The Māori language is a taonga that must be nurtured and preserved.

This is why Māori Language week - Te Wiki o te Reo Māori – is so important. Te Wiki o te Reo Māori is about revitalising te reo Māori. It’s an opportunity to celebrate, promote and encourage the use of te reo Māori.

We can all help to revitalise te reo Māori, no matter what our level of competency is. And it’s okay to start small - from little things, big things grow. Just choosing to say ‘Kia ora’ contributes to the revitalisation of the language. It also helps to normalise the everyday use of te reo Māori.

So let’s do our bit to contribute to the revitalisation and preservation of te reo Māori. Te Taura Whiri I te Reo Māori | Māori Language Commission website offers some good advice:

  • Make te reo welcome at work and in the community
  • Encourage others to use and learn te reo Māori and welcome the Māori language into your life
  • Pronounce Māori words correctly when speaking English
  • Learn a little, use a little
  • Keep improving and share what you know

The Public Service’s commitment to Māori and Te Tiriti o Waitangi is about improving our relationship, capability, performance and outcomes with and for Māori. Speaking the language, if only a little, or pronouncing words correctly, all contribute to ensuring the Public Service delivers better quality services and outcomes for Māori communities.  A greater understanding of te ao Māori gives us insight into how our mahi can strengthen relationships with Māori and improve outcomes for tangata whenua.

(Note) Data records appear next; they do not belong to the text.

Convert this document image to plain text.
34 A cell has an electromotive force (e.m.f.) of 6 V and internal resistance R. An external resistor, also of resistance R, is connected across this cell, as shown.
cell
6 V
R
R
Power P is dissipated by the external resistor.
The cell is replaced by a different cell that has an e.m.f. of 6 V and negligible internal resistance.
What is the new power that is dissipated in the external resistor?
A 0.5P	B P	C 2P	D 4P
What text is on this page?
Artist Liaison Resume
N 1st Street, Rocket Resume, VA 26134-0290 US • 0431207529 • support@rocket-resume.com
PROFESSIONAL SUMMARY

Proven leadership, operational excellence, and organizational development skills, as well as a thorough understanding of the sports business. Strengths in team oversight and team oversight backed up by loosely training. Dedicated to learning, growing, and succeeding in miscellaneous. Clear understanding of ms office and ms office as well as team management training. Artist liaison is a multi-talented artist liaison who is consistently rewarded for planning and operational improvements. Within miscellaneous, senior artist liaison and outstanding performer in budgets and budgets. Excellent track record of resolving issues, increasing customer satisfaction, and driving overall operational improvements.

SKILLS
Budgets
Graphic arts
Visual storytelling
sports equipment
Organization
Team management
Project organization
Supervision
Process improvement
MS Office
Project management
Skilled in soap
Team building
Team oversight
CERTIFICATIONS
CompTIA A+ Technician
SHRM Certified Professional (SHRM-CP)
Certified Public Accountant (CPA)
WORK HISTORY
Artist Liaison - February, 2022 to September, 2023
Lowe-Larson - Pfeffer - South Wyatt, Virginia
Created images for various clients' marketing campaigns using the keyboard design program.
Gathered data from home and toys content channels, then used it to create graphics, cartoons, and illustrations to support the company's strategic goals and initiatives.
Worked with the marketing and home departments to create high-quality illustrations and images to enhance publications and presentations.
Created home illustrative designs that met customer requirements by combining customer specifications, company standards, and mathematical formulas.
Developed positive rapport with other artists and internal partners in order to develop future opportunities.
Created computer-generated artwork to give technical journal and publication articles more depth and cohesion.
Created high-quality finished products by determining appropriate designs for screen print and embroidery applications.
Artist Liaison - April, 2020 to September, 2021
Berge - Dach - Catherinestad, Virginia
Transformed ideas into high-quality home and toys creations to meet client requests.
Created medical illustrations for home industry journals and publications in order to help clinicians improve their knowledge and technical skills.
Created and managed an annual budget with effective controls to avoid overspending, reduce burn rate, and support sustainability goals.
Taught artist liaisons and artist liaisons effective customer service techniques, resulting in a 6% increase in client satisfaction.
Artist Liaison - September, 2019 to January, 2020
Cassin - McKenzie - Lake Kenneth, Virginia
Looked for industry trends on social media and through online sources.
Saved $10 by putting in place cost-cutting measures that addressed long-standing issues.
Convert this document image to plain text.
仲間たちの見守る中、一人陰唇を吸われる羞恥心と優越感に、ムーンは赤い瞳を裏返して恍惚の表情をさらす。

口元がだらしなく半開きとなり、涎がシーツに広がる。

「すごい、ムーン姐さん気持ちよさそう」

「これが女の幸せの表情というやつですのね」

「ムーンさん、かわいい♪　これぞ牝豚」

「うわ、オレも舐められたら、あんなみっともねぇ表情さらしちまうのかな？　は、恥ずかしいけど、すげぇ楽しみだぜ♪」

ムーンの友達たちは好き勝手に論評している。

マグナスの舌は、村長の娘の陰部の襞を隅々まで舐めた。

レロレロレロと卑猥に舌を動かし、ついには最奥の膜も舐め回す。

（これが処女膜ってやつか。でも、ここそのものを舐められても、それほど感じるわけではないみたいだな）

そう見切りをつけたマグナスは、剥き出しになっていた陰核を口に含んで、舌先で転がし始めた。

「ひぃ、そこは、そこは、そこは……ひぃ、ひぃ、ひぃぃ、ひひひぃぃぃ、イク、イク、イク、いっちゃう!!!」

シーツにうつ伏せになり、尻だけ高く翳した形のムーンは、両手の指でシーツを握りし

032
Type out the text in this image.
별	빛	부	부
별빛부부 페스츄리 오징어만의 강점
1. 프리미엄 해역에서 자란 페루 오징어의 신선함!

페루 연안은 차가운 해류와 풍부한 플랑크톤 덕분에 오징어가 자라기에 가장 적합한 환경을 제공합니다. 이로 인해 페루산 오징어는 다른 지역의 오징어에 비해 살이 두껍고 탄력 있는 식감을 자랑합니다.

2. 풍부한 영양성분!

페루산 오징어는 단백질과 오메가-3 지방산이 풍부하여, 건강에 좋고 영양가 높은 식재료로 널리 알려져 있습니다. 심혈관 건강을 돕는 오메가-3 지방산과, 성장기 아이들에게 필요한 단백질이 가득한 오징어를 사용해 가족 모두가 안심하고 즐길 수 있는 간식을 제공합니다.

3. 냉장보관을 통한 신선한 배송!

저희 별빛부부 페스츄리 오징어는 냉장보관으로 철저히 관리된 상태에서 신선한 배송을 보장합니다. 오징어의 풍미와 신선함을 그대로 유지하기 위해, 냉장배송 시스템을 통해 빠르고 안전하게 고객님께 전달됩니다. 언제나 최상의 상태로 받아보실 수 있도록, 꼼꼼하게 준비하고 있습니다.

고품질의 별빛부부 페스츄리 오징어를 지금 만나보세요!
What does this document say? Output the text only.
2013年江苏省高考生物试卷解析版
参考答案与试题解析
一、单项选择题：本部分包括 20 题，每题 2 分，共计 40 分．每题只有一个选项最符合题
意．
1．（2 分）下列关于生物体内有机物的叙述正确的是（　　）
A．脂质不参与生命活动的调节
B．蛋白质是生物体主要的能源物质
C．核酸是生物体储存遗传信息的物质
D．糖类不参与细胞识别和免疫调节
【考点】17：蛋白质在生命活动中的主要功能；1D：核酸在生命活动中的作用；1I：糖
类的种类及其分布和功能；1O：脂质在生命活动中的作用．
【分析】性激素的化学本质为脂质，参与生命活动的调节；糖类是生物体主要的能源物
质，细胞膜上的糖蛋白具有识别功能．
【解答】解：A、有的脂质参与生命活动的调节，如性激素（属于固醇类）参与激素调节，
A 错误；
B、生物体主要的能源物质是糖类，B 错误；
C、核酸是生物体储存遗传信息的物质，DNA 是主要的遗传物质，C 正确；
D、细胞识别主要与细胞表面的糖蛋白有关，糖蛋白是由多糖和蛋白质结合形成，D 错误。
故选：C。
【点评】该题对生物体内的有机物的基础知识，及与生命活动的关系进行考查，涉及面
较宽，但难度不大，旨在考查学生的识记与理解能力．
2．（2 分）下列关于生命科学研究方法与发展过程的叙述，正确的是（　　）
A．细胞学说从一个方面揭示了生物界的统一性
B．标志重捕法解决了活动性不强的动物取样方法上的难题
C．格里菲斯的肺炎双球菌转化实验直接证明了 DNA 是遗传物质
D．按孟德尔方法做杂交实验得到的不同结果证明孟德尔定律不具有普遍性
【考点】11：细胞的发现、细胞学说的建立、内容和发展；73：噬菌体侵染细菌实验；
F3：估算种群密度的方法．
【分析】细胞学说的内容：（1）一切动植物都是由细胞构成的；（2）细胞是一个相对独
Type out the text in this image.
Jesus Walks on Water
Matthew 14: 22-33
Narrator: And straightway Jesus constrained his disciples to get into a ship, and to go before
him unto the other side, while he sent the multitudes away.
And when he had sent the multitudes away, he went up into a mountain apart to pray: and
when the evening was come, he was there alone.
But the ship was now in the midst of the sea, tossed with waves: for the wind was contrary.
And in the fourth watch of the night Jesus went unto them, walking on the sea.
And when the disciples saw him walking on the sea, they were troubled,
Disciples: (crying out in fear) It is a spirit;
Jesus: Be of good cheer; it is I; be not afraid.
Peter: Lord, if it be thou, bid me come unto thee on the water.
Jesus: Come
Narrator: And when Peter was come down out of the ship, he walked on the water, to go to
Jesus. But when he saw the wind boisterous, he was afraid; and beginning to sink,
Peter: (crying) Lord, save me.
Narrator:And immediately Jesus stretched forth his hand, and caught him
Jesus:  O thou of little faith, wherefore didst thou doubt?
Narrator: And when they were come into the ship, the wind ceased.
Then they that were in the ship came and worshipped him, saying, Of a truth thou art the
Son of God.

Te Taura Whiri I te Reo Māori is encouraging all New Zealanders to participate in a Māori Language Moment today – the goal is to get one million people speaking, singing and celebrating te reo at the same time – 12pm today. It’s a great idea and to take part, Te Kawa Mataaho Public Service Commission will be singing a waiata at 12pm. The time and date marks the day and the hour in 1972 when a group of Māori language champions presented a petition on the steps of Parliament calling for te reo to be taught in our schools.

Te reo is core to our identity as a nation. I encourage every agency and public servant to embrace te reo Māori, our Māori heritage and to celebrate Te Wiki o te Reo Māori. Celebrating Māori culture and using te reo Māori is part of the wairua manaaki - the spirit of service.